You might have seen people posting about it: the multiverse-hopping, sci-fi action film Everything Everywhere All At Once.
But why has the film captured our collective imagination?
When you strip back all the subplot and threads, it is — at its core — a very relatable story of a family struggling to do their taxes.
Directed by Daniel Kwan and Daniel Scheinert, the film explores an immigrant family and the inherent messiness, chaos, and opportunities that come with life when you’ve left your home country to start a new one.
There’s Evelyn Wang, the family’s matriarch, played by Michelle Yeoh, and Stephanie Hsu’s Joy Wang, her daughter, who is desperately trying to get her family to accept her girlfriend.
The film mixes the immigrant experience with the impending destruction of the multiverse, leading Evelyn and her husband, Waymond, to universe hop in an effort to save it.
A new kind of hero: Waymond Wang
Waymond is played by Ke Huy Quan, the 80s movie icon known for his roles as the lovable tinkerer Data in The Goonies and Harrison Ford’s sassy assistant in Indiana Jones and the Temple of Doom.
Quan says he was happy on working behind the camera and stepped away from acting because he was difficult to be an Asian actor in Hollywood.
That all changed when he got the script for the film Everything Everywhere All at Once. The film marks about two decades since he last graced film screens, and is a joyous return for Quan.
“I remember reading the script for the first time and I remember it was a script that I wanted to read for many, many years, it just didn’t exist before,” Quan says.
He adds that a role like Waymond Wang would never have existed in the 80s, 90s or even the 2000s.
Quan stars as all of the Waymond Wangs across the multiverse, including a universe-jumping heroic version, and one who’s a sweet loving father and husband, struggling to give divorce papers to his wife.
“I certainly want to play all different kinds of characters that I didn’t get the opportunity to before,” Quan says.
Things started changing with the release of Asian-centered shows like Fresh off the Boat in 2015 and Kim’s Convenience. Then in 2018, Crazy Rich Asians was released, becoming a critical and commercial success, proving the vast appetite for and enjoyment of Asian-focused stories.

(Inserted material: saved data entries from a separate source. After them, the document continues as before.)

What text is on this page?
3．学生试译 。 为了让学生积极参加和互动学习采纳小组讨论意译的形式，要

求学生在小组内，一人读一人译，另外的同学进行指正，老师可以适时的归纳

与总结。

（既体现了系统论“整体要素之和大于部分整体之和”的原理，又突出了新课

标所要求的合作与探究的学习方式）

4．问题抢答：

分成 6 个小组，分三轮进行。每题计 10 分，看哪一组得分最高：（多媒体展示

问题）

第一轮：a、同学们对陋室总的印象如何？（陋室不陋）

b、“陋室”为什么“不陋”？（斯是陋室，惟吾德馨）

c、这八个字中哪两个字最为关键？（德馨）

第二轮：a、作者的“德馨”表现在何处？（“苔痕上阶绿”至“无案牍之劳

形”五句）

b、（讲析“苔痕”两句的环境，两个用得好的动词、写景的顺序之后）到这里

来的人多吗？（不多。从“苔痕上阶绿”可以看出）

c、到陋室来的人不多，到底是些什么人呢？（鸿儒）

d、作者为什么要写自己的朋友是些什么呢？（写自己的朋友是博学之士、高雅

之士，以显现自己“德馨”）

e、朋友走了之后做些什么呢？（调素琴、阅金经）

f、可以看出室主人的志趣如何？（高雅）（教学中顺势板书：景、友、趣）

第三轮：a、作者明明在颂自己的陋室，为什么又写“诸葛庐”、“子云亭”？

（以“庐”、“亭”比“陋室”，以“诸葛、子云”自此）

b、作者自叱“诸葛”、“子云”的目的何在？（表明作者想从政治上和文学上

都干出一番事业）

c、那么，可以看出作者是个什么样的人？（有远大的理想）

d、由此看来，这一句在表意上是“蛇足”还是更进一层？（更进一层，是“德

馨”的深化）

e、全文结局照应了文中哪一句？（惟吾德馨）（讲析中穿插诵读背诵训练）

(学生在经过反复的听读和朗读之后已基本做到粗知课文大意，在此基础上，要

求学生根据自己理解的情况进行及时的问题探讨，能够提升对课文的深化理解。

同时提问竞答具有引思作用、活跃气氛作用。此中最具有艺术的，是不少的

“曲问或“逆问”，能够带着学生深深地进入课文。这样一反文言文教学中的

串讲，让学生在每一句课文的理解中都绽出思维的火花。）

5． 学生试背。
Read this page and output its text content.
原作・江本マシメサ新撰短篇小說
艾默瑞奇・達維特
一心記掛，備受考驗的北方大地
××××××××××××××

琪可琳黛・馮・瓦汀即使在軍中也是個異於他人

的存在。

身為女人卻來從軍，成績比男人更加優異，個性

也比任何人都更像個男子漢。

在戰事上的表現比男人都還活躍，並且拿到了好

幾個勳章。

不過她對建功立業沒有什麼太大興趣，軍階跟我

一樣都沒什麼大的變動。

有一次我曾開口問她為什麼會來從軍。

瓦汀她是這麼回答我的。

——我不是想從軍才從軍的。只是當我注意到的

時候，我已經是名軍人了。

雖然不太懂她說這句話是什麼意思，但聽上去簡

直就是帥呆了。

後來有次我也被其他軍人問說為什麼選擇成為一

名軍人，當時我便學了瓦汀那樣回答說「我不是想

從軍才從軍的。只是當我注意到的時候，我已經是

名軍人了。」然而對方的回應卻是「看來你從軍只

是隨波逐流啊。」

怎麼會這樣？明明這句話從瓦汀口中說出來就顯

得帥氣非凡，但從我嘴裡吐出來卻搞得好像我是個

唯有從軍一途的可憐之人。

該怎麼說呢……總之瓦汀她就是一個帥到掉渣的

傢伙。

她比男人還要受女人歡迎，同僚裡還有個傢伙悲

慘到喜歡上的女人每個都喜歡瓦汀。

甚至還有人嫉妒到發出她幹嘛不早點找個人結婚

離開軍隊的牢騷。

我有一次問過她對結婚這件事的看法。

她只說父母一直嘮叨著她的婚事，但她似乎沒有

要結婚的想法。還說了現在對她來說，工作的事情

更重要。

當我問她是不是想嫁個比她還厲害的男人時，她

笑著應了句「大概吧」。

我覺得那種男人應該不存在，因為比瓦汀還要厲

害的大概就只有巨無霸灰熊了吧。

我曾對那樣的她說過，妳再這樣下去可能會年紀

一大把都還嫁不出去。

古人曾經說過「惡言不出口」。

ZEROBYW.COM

Still, in a film where literally anything is possible (including a universe where everyone has hotdog fingers) Everything Everywhere All At Once pulls out stories and threads that are multi-faceted and challenges conventional ideas, including that of masculinity.
Waymond, Quan says, is “a man that truly believes in love and empathy and kindness and respect for one another”.
‘Leans into the messiness and love’
The film also delves into themes of the generational divide and trauma, something encapsulated by the daughter Joy’s character. She also doubles as the film’s villain, Jobu Tupaki, who creates a blackhole-esque ‘Everything Bagel’ that threatens the existence of the multiverse.
“How many times have we had arguments with our parents saying, ‘You have no idea what it’s like to be me’, or, ‘I don’t understand you’ … you know?” Quan says.
“It’s so cool to see this brought to the forefront and yet you know it features a Chinese family so it’s something that I’m really grateful for.”
For Chinese-Australian food writer and cook Hetty McKinnon, the film cuts straight to the core of what it means to be a Chinese immigrant family.
“[The movie] just leans into the messiness of the love and bonds that run deep within Asian immigrant families.”
Ultimately, the film is unique in that it explores the sweeping dynamics of an immigrant family going through absurd situations with a lot of humor, heart, and relatability.
“I think the outrageousness of this movie kind of perfectly encapsulates the wild-yet-loving weirdness of Asian families,” Hetty says.